Les bédés préférées d'India


India Desjardins adore la bande dessinée, en lit depuis qu'elle est toute petite et aime se tenir au courant de ce qui est publié. Voici quelques-unes de ses préférées.

> Archie

«Jeune, je ne voulais rien savoir de la lecture. Puis j'ai découvert les Archie, que j'ai dévorés. J'adorais ça, j'aimais le côté gang, je m'identifiais beaucoup à eux. C'est après avoir lu Archie que je suis devenue une grande lectrice.»

> Mafalda

«C'est mon coup de coeur éternel. J'aime son sens de la répartie et son non-conformisme. Je les ai tous lus et relus.»

> La série des Paul

«J'aime et j'admire Michel Rabagliati, qui a laissé une carrière établie pour faire de la bédé. Depuis, il est devenu une référence, autant ici qu'en France.»

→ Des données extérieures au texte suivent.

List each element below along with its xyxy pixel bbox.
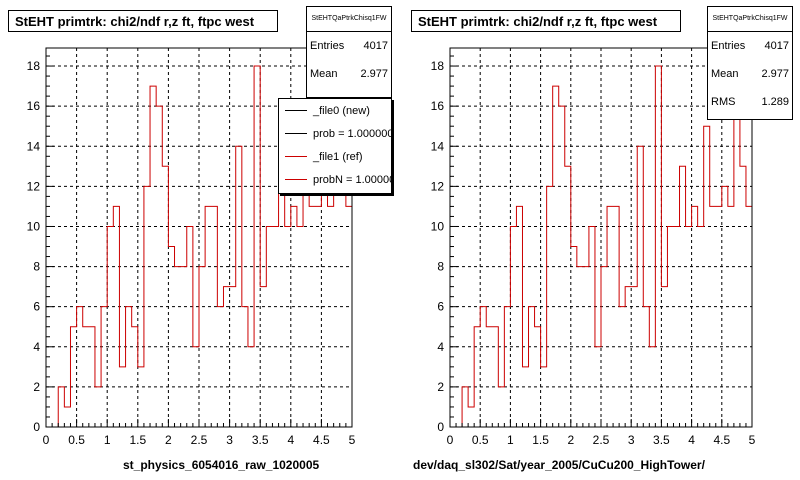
stats-row-rms: RMS 1.289 [708, 88, 792, 116]
stats-name: StEHTQaPtrkChisq1FW [708, 7, 792, 32]
legend-swatch [285, 133, 307, 134]
y-tick-label: 6 [437, 300, 444, 314]
x-tick-label: 2 [165, 433, 172, 447]
stats-value: 4017 [363, 40, 388, 52]
y-tick-label: 8 [33, 260, 40, 274]
y-tick-label: 10 [431, 219, 445, 233]
y-tick-label: 16 [431, 99, 445, 113]
stats-value: 1.289 [761, 96, 789, 108]
legend-entry: _file0 (new) [279, 99, 391, 122]
stats-value: 4017 [764, 40, 789, 52]
legend-label: _file0 (new) [313, 104, 370, 117]
x-tick-label: 3 [226, 433, 233, 447]
x-tick-label: 0.5 [472, 433, 489, 447]
stats-row-entries: Entries 4017 [708, 32, 792, 60]
stats-label: Entries [711, 40, 746, 52]
x-tick-label: 0 [43, 433, 50, 447]
stats-label: Mean [711, 68, 739, 80]
legend-entry: prob = 1.000000 [279, 122, 391, 145]
y-tick-label: 12 [431, 179, 445, 193]
stats-row-mean: Mean 2.977 [307, 60, 391, 88]
x-axis-label-right: dev/daq_sl302/Sat/year_2005/CuCu200_High… [413, 458, 705, 472]
x-tick-label: 0 [447, 433, 454, 447]
x-tick-label: 5 [749, 433, 756, 447]
stats-value: 2.977 [360, 68, 388, 80]
legend-box: _file0 (new) prob = 1.000000 _file1 (ref… [278, 98, 392, 194]
x-tick-label: 4.5 [313, 433, 330, 447]
legend-label: prob = 1.000000 [313, 127, 392, 140]
x-tick-label: 0.5 [68, 433, 85, 447]
histogram-plot-left: 0 0.5 1 1.5 2 2.5 3 3.5 4 4.5 5 0 2 4 6 8 10 12 14 16 18 [27, 47, 356, 447]
chart-title-right: StEHT primtrk: chi2/ndf r,z ft, ftpc wes… [411, 10, 681, 32]
y-tick-label: 8 [437, 260, 444, 274]
y-tick-label: 0 [437, 420, 444, 434]
stats-box-left: StEHTQaPtrkChisq1FW Entries 4017 Mean 2.… [306, 6, 392, 98]
legend-entry: _file1 (ref) [279, 145, 391, 168]
x-tick-label: 2.5 [593, 433, 610, 447]
y-tick-label: 0 [33, 420, 40, 434]
y-tick-label: 4 [33, 340, 40, 354]
y-tick-label: 6 [33, 300, 40, 314]
y-tick-label: 18 [431, 59, 445, 73]
y-tick-label: 18 [27, 59, 41, 73]
y-tick-label: 14 [431, 139, 445, 153]
x-tick-label: 1.5 [129, 433, 146, 447]
stats-row-entries: Entries 4017 [307, 32, 391, 60]
x-tick-label: 5 [349, 433, 356, 447]
histogram-series [46, 65, 352, 428]
stats-label: Entries [310, 40, 345, 52]
legend-swatch [285, 156, 307, 157]
legend-entry: probN = 1.000000 [279, 168, 391, 191]
y-tick-label: 14 [27, 139, 41, 153]
stats-name: StEHTQaPtrkChisq1FW [307, 7, 391, 32]
y-tick-label: 2 [437, 380, 444, 394]
x-tick-label: 3 [628, 433, 635, 447]
x-tick-label: 2 [567, 433, 574, 447]
stats-row-mean: Mean 2.977 [708, 60, 792, 88]
y-tick-label: 16 [27, 99, 41, 113]
x-tick-label: 4 [287, 433, 294, 447]
x-tick-label: 1 [104, 433, 111, 447]
y-tick-label: 10 [27, 219, 41, 233]
y-tick-label: 4 [437, 340, 444, 354]
legend-label: probN = 1.000000 [313, 173, 391, 186]
legend-swatch [285, 179, 307, 180]
x-tick-label: 4 [688, 433, 695, 447]
x-tick-label: 1.5 [532, 433, 549, 447]
stats-label: Mean [310, 68, 338, 80]
y-tick-label: 2 [33, 380, 40, 394]
x-tick-label: 1 [507, 433, 514, 447]
histogram-plot-right: 0 0.5 1 1.5 2 2.5 3 3.5 4 4.5 5 0 2 4 6 8 10 12 14 16 18 [431, 47, 756, 447]
stats-value: 2.977 [761, 68, 789, 80]
legend-swatch [285, 110, 307, 111]
x-tick-label: 4.5 [713, 433, 730, 447]
x-tick-label: 3.5 [653, 433, 670, 447]
x-tick-label: 2.5 [191, 433, 208, 447]
y-tick-label: 12 [27, 179, 41, 193]
legend-label: _file1 (ref) [313, 150, 363, 163]
chart-title-left: StEHT primtrk: chi2/ndf r,z ft, ftpc wes… [8, 10, 278, 32]
histogram-series [450, 65, 752, 428]
stats-box-right: StEHTQaPtrkChisq1FW Entries 4017 Mean 2.… [707, 6, 793, 120]
x-axis-label-left: st_physics_6054016_raw_1020005 [123, 458, 320, 472]
stats-label: RMS [711, 96, 736, 108]
x-tick-label: 3.5 [252, 433, 269, 447]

> L'oeuvre de Claire Bretécher

«Les frustrés, c'est drôle, décapant. Son univers ne ressemble pas du tout au mien, mais Bretécher est une pionnière, un tournant dans l'histoire de la bédé féminine et féministe.»

> Les nombrils

«Dubuc et Delaf, ce sont mes idoles. Ils me font rire aux éclats. La caricature est poussée, ils osent dans leur écriture, ils prennent des risques. Et puis je les trouve cute, de travailler en couple, de tout faire à deux...»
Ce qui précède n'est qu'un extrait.